Student Spotlight – Nina Graves
Nina Graves discovered she wanted to be a nurse when she worked as an interpreter in health care. Now, she's making an impact even before graduation.
March 10, 2023
Before coming to the Sinclair School of Nursing (SSON), Nina Graves worked as an interpreter and found that she thoroughly enjoyed helping patients talk with health care providers. Not only did she feel helpful in ensuring patients got the information they needed, but she also admired how nurses and doctors composed themselves in life-changing situations. After those experiences, she decided she wanted to continue her journey in health care, but on a different path. Currently, she is working toward her BSN and will graduate this summer with plans to pursue a career in cardiac nursing.
Last semester, Nina was at MU Healthcare for a med-surg clinical and recently had her own potentially life-changing encounter with a patient. One of her favorite parts of nursing is to take time to connect with patients and she was doing just that on her first day when a patient revealed a history of substance abuse. They told her that they had taken an opioid in the past after a fracture, but after their doctor told them they no longer needed the medication, they acquired it through other means. Nina told him, “This conversation is a little serious for me, so I have to stop you there. As a nursing student, I cannot make any decisions, but I have to report what you said to my charge nurse and the people who take care of you.”
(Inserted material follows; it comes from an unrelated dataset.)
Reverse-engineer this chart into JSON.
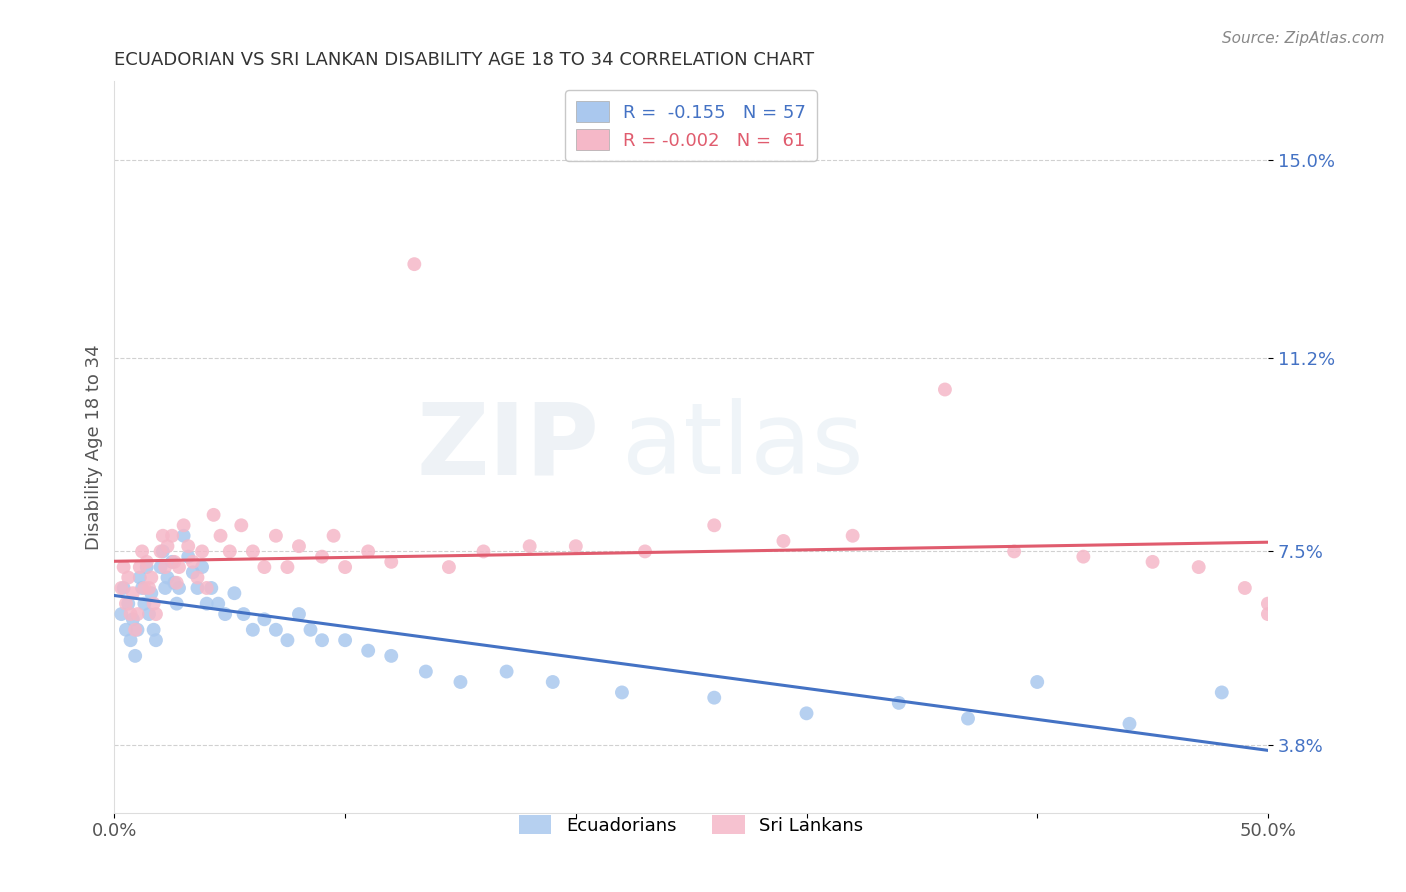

Nina, as a nursing student and health care worker, is considered a mandated reporter, which refers to members of certain occupational groups who, by law, are required to report suspected mistreatment or abuse of vulnerable populations. However, substance abuse does not fall under mandatory reporting, which means nurses must make the call themselves on what to report to their supervisors.
Clinical instructor, Vernon Welschmeyer, BSN’21, RN, CMSRN, weighs in, “While substance abuse does not fall under mandatory reporting, we teach SSON students to handle situations like Nina’s by reporting it to their primary nurse. This way, a health care team can make informed decisions and adjust a patient’s treatment plan accordingly. In this case, they may adjust a prescription to limit the quantity of medication, to prevent a potential overdose or harm to the patient and recommend a rehabilitation facility. We are proud of Nina for making this difficult decision regarding her patient’s care.” In the end, Nina hopes her reporting the conversation will help the patient in the long run.